Actrice, star du cinéma muet dans les années 1920, Yang Naimei a été aussi la première femme en Chine à créer sa propre compagnie cinématographique. L’unique film qu’elle a réussi à produire a disparu, mais il nous en reste des images et elle a également écrit, laissant ainsi ce que Derrida aurait appelé des « traces », traces matérielles et visuelles à décoder pour tenter de cerner les risques inhérents à la volonté de devenir actrice-autrice au début du XXe siècle en Chine.

 

 

 

Yang Naimei

 

Petite fille de riche devenue star du muet

 

Yang Naimei tranche sur la majorité des autres actrices du muet, au début du cinéma chinois : elle n’était pas d’origine modeste, au contraire. Son père était un riche marchand cantonais de Foshan (佛山) venu faire des affaires à Shanghai. Étant fille unique, Yang Lizhu (杨丽珠), comme elle s’appelait encore, a été gâtée par ses parents. Son père l’a envoyée dans l’une des premières écoles pour filles de Shanghai, le collège pour filles Wuben (务本女子中学), en espérant qu’elle pourrait ensuite poursuivre ses études à l’étranger pour reprendre ses affaires. Mais, à l’école, l’adolescente s’est plus intéressée au théâtre qu’à ses études, participant à toutes les activités culturelles et jouant dans quelques pièces.
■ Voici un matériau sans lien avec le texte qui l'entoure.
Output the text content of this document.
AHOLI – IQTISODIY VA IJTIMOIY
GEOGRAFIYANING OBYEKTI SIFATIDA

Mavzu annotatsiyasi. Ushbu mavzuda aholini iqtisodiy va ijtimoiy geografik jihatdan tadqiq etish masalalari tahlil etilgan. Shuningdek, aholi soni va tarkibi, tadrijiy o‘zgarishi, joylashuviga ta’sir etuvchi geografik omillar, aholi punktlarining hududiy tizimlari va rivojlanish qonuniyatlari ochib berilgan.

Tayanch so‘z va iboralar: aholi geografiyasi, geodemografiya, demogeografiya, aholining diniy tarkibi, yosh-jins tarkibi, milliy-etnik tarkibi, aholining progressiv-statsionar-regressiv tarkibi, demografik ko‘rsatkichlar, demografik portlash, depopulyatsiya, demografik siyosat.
Son père lui fait épouser un riche homme d’affaires de l’immobilier et elle mène une vie de « femme nouvelle » à la mode.

 

C’est alors qu’elle fait la connaissance du dramaturge et cinéaste Zheng Zhengqiu (郑正秋) qui venait de créer la compagnie Mingxing (明星影片公司) avec Zhang Shichuan (张石川) et qui la fait entrer dans la compagnie en 1923.  En quatre ans, elle va jouer dans quatre films réalisés par les meilleurs réalisateurs du studio et devenir une star du muet.

 

- Elle fait ses débuts en 1924 dans le film « L’Âme de Yuli » (《玉梨魂》), ou « Âme du poirier de jade », adapté d’un roman éponyme de Xu Zhenya (徐枕亚) considéré comme précurseur du courant des « canards mandarins et papillons » (鸳鸯蝴蝶体), c’est-à-dire un mélo larmoyant inspiré des romans occidentaux, traduits par Lin Shu (林紓), qui faisaient alors fureur, à commencer par « La Dame aux camélias ». Publié en 1912, le roman est autobiographique : il raconte l’histoire d’amour de Xu Zhenya avec une jeune femme, Chen Peifen (陈佩芬), qui l’avait embauché comme tuteur de sa fille. Étant veuve et ne pouvant se remarier, elle arrange le mariage de Xu Zhenya avec sa nièce.

 

Réalisé par Zhang Shichuan, le film reprend la trame de cette histoire en lui ajoutant une fin tragique : le jeune He Mengxia (何梦霞) tombe amoureux de la veuve Bai Liniang (白梨娘), mais ils n’expriment leurs sentiments que par lettres. Bai Liniang arrange le mariage de He Mengxia avec sa sœur cadette Cui Yunqian (崔筠倩). Les deux femmes meurent l’une après l’autre, Cui Yunqian après avoir découvert l’amour de sa sœur, et Bai Liniang par désespoir. Fidèle à sa mémoire, He Mengxia part au Japon puis revient participer au soulèvement de Wuchang, et meurt pour la révolution.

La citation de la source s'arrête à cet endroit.